Increased SCD in epilepsy reflects the development of acidosis in the brain, resulting from the characteristic changes in energy processes. During convulsive states, glycolysis increases, and the content of lactic and pyruvic acids increases in different parts of the brain. Therefore, during discharges of a population of epileptic neurons, a strong metabolic acidosis is observed in the brain (pH up to 7.24). The activity of mitochondrial enzymes (succinate dehydrogenase, cytochro-oxidase and glutamate dehydrogenase), on the contrary, decreases. The energy of the respiratory chain “leaks” to non-phosphorylating processes associated with epileptogenesis (KI Pogodaev, 1986).
Between the parameters of the SCP and EEG revealed a significant correlation. That
the correlation reaches only an average level; it can be connected both by a complex relationship between the functional activity and the energy metabolism of the brain, and a certain influence of extracerebral processes on the brain SCP.
In general, the data obtained allow us to characterize the relationship between SCP and EEG as follows. With low functional activity of the brain and low cerebral energy metabolism, low SCP is recorded, the relative spectral power of the alpha rhythm is lowered, and theta and delta activities are increased. With an increase in the functional activity of the brain to the optimum level, the relative spectral power of the alpha rhythm increases, while the slow-wave activity decreases, which is accompanied by an increase in energy exchange, a slight acidification of the brain and, accordingly, an increase in UPP. The increase in the functional activity of the brain, accompanied by depression of the alpha rhythm (desynchronous type of EEG), is associated with increased energy metabolism and increased UPP. The appearance of bilateral-synchronous epileptiform activity on EEG,in which the relative power of the alpha rhythm decreases and the relative power of slow-wave activity increases, it is accompanied by a significant increase in UPP, apparently related to the transition to anaerobic oxidation and the accumulation of lactate in the nervous tissue.
The relationship of cerebral energy metabolism and evoked potentials
Interest in the study of the relationship between cerebral energy processes and the function of nerve cells associated with the transmission and processing of sensory information, due to the fundamental importance of this issue and its little knowledge.

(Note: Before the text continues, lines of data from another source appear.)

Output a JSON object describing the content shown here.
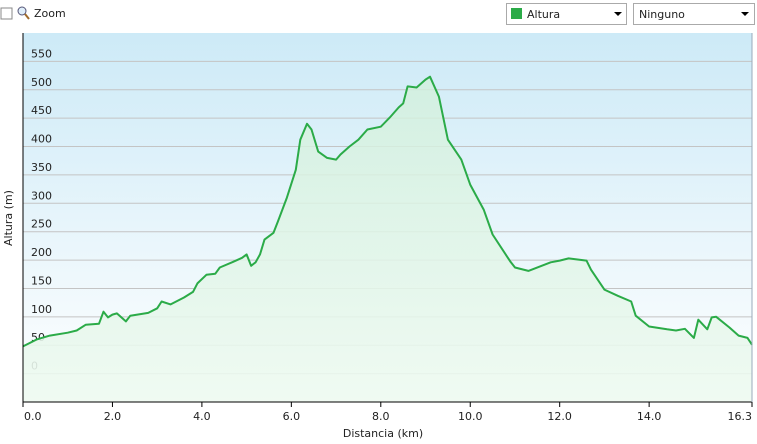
{
  "toolbar": {
    "zoom_label": "Zoom",
    "secondary_select": "Ninguno"
  },
  "chart_data": {
    "type": "area-line",
    "x_label": "Distancia (km)",
    "y_label": "Altura (m)",
    "x": [
      0,
      0.3,
      0.6,
      1.0,
      1.2,
      1.4,
      1.7,
      1.8,
      1.9,
      2.0,
      2.1,
      2.3,
      2.4,
      2.8,
      3.0,
      3.1,
      3.3,
      3.6,
      3.8,
      3.9,
      4.1,
      4.3,
      4.4,
      4.7,
      4.9,
      5.0,
      5.1,
      5.2,
      5.3,
      5.4,
      5.6,
      5.7,
      5.9,
      6.1,
      6.2,
      6.35,
      6.45,
      6.6,
      6.8,
      7.0,
      7.1,
      7.3,
      7.5,
      7.7,
      8.0,
      8.2,
      8.4,
      8.5,
      8.6,
      8.8,
      9.0,
      9.1,
      9.3,
      9.5,
      9.8,
      10.0,
      10.3,
      10.5,
      10.9,
      11.0,
      11.3,
      11.8,
      12.0,
      12.2,
      12.6,
      12.7,
      13.0,
      13.3,
      13.6,
      13.7,
      14.0,
      14.4,
      14.6,
      14.8,
      15.0,
      15.1,
      15.3,
      15.4,
      15.5,
      15.8,
      16.0,
      16.2,
      16.3
    ],
    "series": [
      {
        "name": "Altura",
        "color": "#2bab48",
        "values": [
          48,
          60,
          67,
          72,
          76,
          86,
          88,
          109,
          99,
          104,
          106,
          92,
          102,
          107,
          115,
          127,
          122,
          134,
          144,
          159,
          174,
          176,
          187,
          197,
          204,
          210,
          190,
          196,
          210,
          236,
          248,
          268,
          310,
          359,
          412,
          440,
          430,
          391,
          380,
          377,
          386,
          400,
          412,
          430,
          435,
          451,
          469,
          476,
          506,
          504,
          518,
          523,
          488,
          412,
          377,
          333,
          289,
          245,
          197,
          187,
          181,
          196,
          199,
          203,
          199,
          183,
          148,
          137,
          127,
          102,
          83,
          78,
          76,
          79,
          63,
          95,
          78,
          99,
          100,
          81,
          67,
          63,
          51
        ]
      }
    ],
    "xlim": [
      0,
      16.3
    ],
    "ylim": [
      -50,
      600
    ],
    "xticks": [
      {
        "value": 0,
        "label": "0.0"
      },
      {
        "value": 2,
        "label": "2.0"
      },
      {
        "value": 4,
        "label": "4.0"
      },
      {
        "value": 6,
        "label": "6.0"
      },
      {
        "value": 8,
        "label": "8.0"
      },
      {
        "value": 10,
        "label": "10.0"
      },
      {
        "value": 12,
        "label": "12.0"
      },
      {
        "value": 14,
        "label": "14.0"
      },
      16.3
    ],
    "yticks": [
      0,
      50,
      100,
      150,
      200,
      250,
      300,
      350,
      400,
      450,
      500,
      550
    ],
    "grid": true
  }
}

According to PET, the more nerve centers are involved in activities related to the processing of information, the higher the consumption of glucose and the more markedly acidification of the nervous tissue occurs. However, this question is not so simple, since it is clear that the relationship between extracellular pH and neural activity is non-linear, and the relationship between the dynamics of induced potentials (TL) and SCP depends on the original functional state of the brain.
This section is devoted to the interaction of energy and information processes. For this purpose, the correlation dependences between the characteristics of EPs of different genesis and SCP indicators are analyzed.
Under EP, electrophysiology implies a certain sequence of positive and negative fluctuations of the potential difference of the microvolt range, arising in different parts of the brain in response to the action of some afferent stimulus. Depending on the type of stimulation, there are visual, auditory, somatosensory, and other EPs. Due to the fact that the EEG waves can mask EP, currently they use the technique of averaging the electrical reactions of the brain in response to a repeatedly repeated afferent stimulus. The positive and negative fluctuations of the evoked response are numbered, and they are called VP components; they are described using time and amplitude parameters. Temporal characteristics or latent periods are the time from the moment of presentation of the afferent stimulus to the positive or negative peak of the corresponding EP component.The amplitude of the components is measured from “peak to peak” or from the midline to the maximum of the corresponding EP component. In the visual evoked potentials (VEP), as a rule, there are three positive (P1; P2; P3) and three negative (N1, N2, N3) components. The early components of P1 and, to some extent, N1 reflect the response of the cortex to impulses coming along specific visual pathways with a relatively small number of synaptic switches. Late components (P2, N2; P3, N3) occur in the cortex in response to impulses coming in via polysynaptic reticulo-limbic-cortical systems of the brain.The early components of P1 and, to some extent, N1 reflect the response of the cortex to impulses coming along specific visual pathways with a relatively small number of synaptic switches. Late components (P2, N2; P3, N3) occur in the cortex in response to impulses coming in via polysynaptic reticulo-limbic-cortical systems of the brain.The early components of P1 and, to some extent, N1 reflect the response of the cortex to impulses coming along specific visual pathways with a relatively small number of synaptic switches. Late components (P2, N2; P3, N3) occur in the cortex in response to impulses coming in via polysynaptic reticulo-limbic-cortical systems of the brain.